Ignatieff spent much of the debate stressing three themes. Harper is an undemocratic control freak who won’t work with others; the Conservatives will waste money on more prisons, fighter jets and corporate tax cuts at the expense of the interests of ordinary Canadians; and the only alternative is a Liberal government. “You didn’t tell Parliament the truth,” he said. “You abused democracy.”
Ignatieff was OK. But there was no magic moment of connection that would make an uncommitted voter suddenly sit up and decide that Ignatieff really gets it and would be a great leader.
Layton performed at a similar level. He had one of the better lines – “I don’t know why we need so many prisons when the crooks seem so happy in the Senate.”
But while he was successful in challenging the Conservative’s record and raised fears about their actions if they won a majority, Layton had a harder time differentiating the New Democrats from the Liberals.

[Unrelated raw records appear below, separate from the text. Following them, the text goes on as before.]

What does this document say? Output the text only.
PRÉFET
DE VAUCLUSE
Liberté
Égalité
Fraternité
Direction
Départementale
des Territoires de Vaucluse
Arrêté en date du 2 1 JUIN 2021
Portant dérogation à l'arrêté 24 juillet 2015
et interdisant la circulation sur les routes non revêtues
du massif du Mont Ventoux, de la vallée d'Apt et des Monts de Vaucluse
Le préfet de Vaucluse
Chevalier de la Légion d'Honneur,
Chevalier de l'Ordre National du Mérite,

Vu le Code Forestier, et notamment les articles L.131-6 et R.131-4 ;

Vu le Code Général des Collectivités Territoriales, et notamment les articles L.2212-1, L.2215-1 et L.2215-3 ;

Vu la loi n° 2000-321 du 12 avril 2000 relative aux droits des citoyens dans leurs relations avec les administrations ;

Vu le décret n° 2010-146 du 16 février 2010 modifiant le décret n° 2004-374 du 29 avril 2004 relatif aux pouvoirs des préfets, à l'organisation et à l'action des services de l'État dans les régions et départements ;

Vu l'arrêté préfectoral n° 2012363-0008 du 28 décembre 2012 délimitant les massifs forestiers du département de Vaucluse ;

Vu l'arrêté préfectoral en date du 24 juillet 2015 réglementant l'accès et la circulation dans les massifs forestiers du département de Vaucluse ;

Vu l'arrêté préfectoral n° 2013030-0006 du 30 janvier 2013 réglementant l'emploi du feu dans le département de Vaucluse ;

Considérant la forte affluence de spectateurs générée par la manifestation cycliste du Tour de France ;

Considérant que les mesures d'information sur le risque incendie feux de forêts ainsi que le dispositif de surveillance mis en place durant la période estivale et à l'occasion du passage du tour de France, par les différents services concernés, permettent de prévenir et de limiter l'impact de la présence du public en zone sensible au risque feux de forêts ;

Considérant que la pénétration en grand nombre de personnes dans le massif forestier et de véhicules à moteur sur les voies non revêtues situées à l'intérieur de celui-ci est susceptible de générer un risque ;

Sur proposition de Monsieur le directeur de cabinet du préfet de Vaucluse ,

As always, Duceppe had an advantage. His job was just to push the other leaders into positions that would play badly in Quebec, demanding, for example, that the province’s language laws be extended to cover federally-regulated workplaces.
He too had a good line. The debate was based on six questions from Canadians. When Harper responded to the first, Duceppe congratulated him for answering a question from a citizen for the first time in the campaign.
There wasn’t a lot of policy discussion, beyond the themes the parties have already laid out.
That was particularly striking when the leaders dealt with the last question, about health care.
None of them had any new ideas or approaches. The issue quickly became how to pay for health care. Harper said tax cuts meant a stronger economy and more money for services; Layton and Ignatieff said any government would have to choose between health care and jails, jets and corporate tax giveaways, to use the talking point.
Three weeks to go until election day. Perhaps some of the debate themes will stick – the Conservatives should be vulnerable on their undemocratic tendencies, for example. Or perhaps new issues, like the suspect $50 million in G8 spending will emerge.
If not, we are likely on the way to another minority government. Nothing the leaders did Tuesday was enough to change that.